Part 5 : Ken selalu menemukanku.

65.4K 5K 88
                                    


"Kenapa kamu lakukan ini, Dimas?" Suara bergetar itu mencoba terdengar tegas. Namun sayang sekali, suara tersebut menghianati keinginan pemiliknya.

"Maafin Dimas, Pa. Maafin Dimas." Pemuda tersebut luruh di atas lantai. Terduduk lemas dengan air mata yang membanjiri pipinya.
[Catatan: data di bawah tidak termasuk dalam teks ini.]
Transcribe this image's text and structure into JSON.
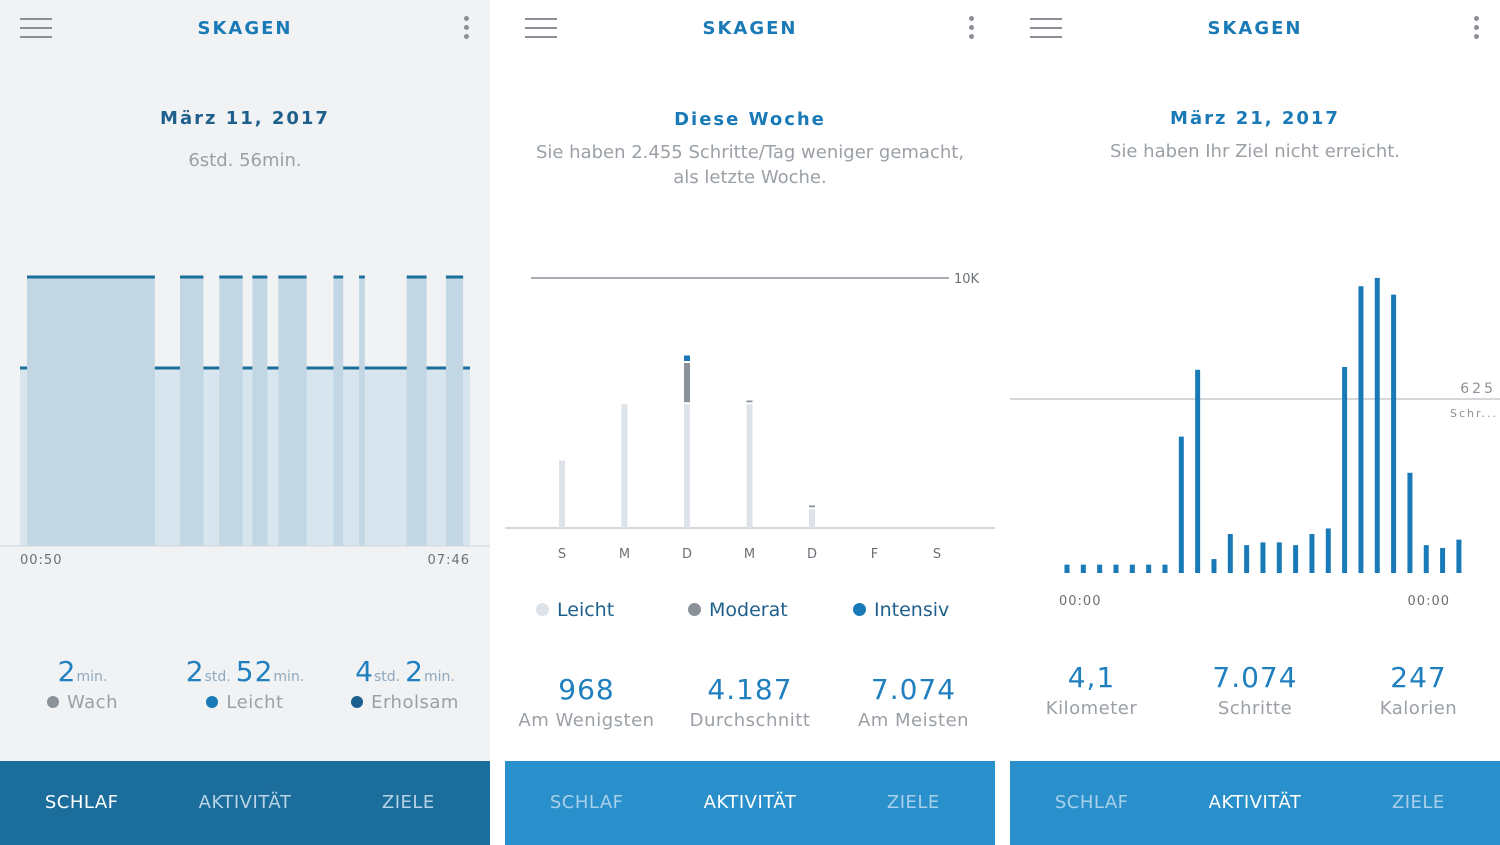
{
  "app": {
    "brand": "SKAGEN"
  },
  "colors": {
    "sleep_dark": "#1b6d9c",
    "sleep_bar": "#c2d6e3",
    "sleep_light": "#d7e5ee",
    "activity_light": "#dde3e8",
    "activity_moderate": "#8b9198",
    "activity_intense": "#1a7ab8",
    "nav_primary": "#2990cb"
  },
  "sleep": {
    "date": "März 11, 2017",
    "duration": "6std. 56min.",
    "time_start": "00:50",
    "time_end": "07:46",
    "stats": [
      {
        "num1": "2",
        "unit1": "min.",
        "num2": "",
        "unit2": "",
        "label": "Wach",
        "dot": "#8b9198"
      },
      {
        "num1": "2",
        "unit1": "std.",
        "num2": "52",
        "unit2": "min.",
        "label": "Leicht",
        "dot": "#1a7ab8"
      },
      {
        "num1": "4",
        "unit1": "std.",
        "num2": "2",
        "unit2": "min.",
        "label": "Erholsam",
        "dot": "#1b5f8f"
      }
    ],
    "chart_data": {
      "type": "area",
      "x_range": [
        "00:50",
        "07:46"
      ],
      "levels": [
        "Leicht",
        "Erholsam"
      ],
      "deep_segments": [
        [
          0.0,
          0.29
        ],
        [
          0.347,
          0.4
        ],
        [
          0.436,
          0.489
        ],
        [
          0.511,
          0.545
        ],
        [
          0.57,
          0.634
        ],
        [
          0.695,
          0.717
        ],
        [
          0.753,
          0.766
        ],
        [
          0.861,
          0.906
        ],
        [
          0.95,
          0.989
        ]
      ]
    },
    "nav": {
      "tab1": "SCHLAF",
      "tab2": "AKTIVITÄT",
      "tab3": "ZIELE"
    }
  },
  "week": {
    "title": "Diese Woche",
    "subtitle_line1": "Sie haben 2.455 Schritte/Tag weniger gemacht,",
    "subtitle_line2": "als letzte Woche.",
    "goal_label": "10K",
    "chart_data": {
      "type": "bar",
      "categories": [
        "S",
        "M",
        "D",
        "M",
        "D",
        "F",
        "S"
      ],
      "ymax": 10000,
      "series": [
        {
          "name": "Leicht",
          "values": [
            2700,
            4950,
            4950,
            4950,
            750,
            0,
            0
          ]
        },
        {
          "name": "Moderat",
          "values": [
            0,
            0,
            1650,
            150,
            150,
            0,
            0
          ]
        },
        {
          "name": "Intensiv",
          "values": [
            0,
            0,
            300,
            0,
            0,
            0,
            0
          ]
        }
      ]
    },
    "legend": [
      {
        "label": "Leicht",
        "color": "#dde3e8"
      },
      {
        "label": "Moderat",
        "color": "#8b9198"
      },
      {
        "label": "Intensiv",
        "color": "#1a7ab8"
      }
    ],
    "stats": [
      {
        "value": "968",
        "label": "Am Wenigsten"
      },
      {
        "value": "4.187",
        "label": "Durchschnitt"
      },
      {
        "value": "7.074",
        "label": "Am Meisten"
      }
    ],
    "nav": {
      "tab1": "SCHLAF",
      "tab2": "AKTIVITÄT",
      "tab3": "ZIELE"
    }
  },
  "day": {
    "date": "März 21, 2017",
    "subtitle": "Sie haben Ihr Ziel nicht erreicht.",
    "goal_value": "625",
    "goal_unit": "Schr...",
    "time_start": "00:00",
    "time_end": "00:00",
    "chart_data": {
      "type": "bar",
      "x_range": [
        "00:00",
        "00:00"
      ],
      "goal": 625,
      "values": [
        30,
        30,
        30,
        30,
        30,
        30,
        30,
        490,
        730,
        50,
        140,
        100,
        110,
        110,
        100,
        140,
        160,
        740,
        1030,
        1060,
        1000,
        360,
        100,
        90,
        120
      ]
    },
    "stats": [
      {
        "value": "4,1",
        "label": "Kilometer"
      },
      {
        "value": "7.074",
        "label": "Schritte"
      },
      {
        "value": "247",
        "label": "Kalorien"
      }
    ],
    "nav": {
      "tab1": "SCHLAF",
      "tab2": "AKTIVITÄT",
      "tab3": "ZIELE"
    }
  }
}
Ardian menggeleng. Matanya menatap tajam pemuda sembilan belas tahun yang lahir dari rahim istrinya. Putranya. Anak pertamanya. "Kenapa harus cara seperti ini yang kalian pilih? Kenapa kamu harus jadi pengecut, Dimas?!!" Ardian membentak dengan tangan memukul tembok.
"Kamu gak tahu masalah apa yang akan bertubi-tubi mendatangi kita setelah ini." Desis Ardian marah, namun kesedihan juga tertangkap jelas di wajahnya. "Darren pasti tidak akan membiarkanmu bernafas jika terjadi apa-apa pada putrinya."

"Pa, Lusi yang meminta seperti ini." Gumaman lemah Dimas tertangkap telinga. Betapa pemuda yang baru saja menginjakkan kakinya di perguruan tinggi itu tampak sangat menyesal.

"Lalu kenapa kamu turuti, hah?!" 

Demi Tuhan, ia tak keberatan jika harus menikahkan putranya yang masih muda itu dengan remaja belia. Sungguh, ia lebih rela memiliki seorang cucu dalam waktu dekat ini, dari pada harus melihat anaknya menjadi pecundang.

"Lusi... tidak ingin hubungan Ken dan Alif berantakan." Kembali Dimas menundukan kepalanya.

Alif menegakkan punggungnya yang tadi terkulai di kursi ruang tunggu rumah sakit. Gadis muda itu memaksakan diri untuk mencerna apa yang baru saja ia dengar dari kakaknya. Lusi memikirkan mengenai hubungannya dan Ken. Siswi kelas dua SMA itu mengkhawatirkan hubungan kakak kandungnya. Dan demi Tuhan, Alif tak tau lagi harus meresponnya bagaimana

"Ka-karena aku?" Cicitnya ragu, melepaskan rangkulan sang ibu yang membelenggu pundaknya. "Lu-lusi-"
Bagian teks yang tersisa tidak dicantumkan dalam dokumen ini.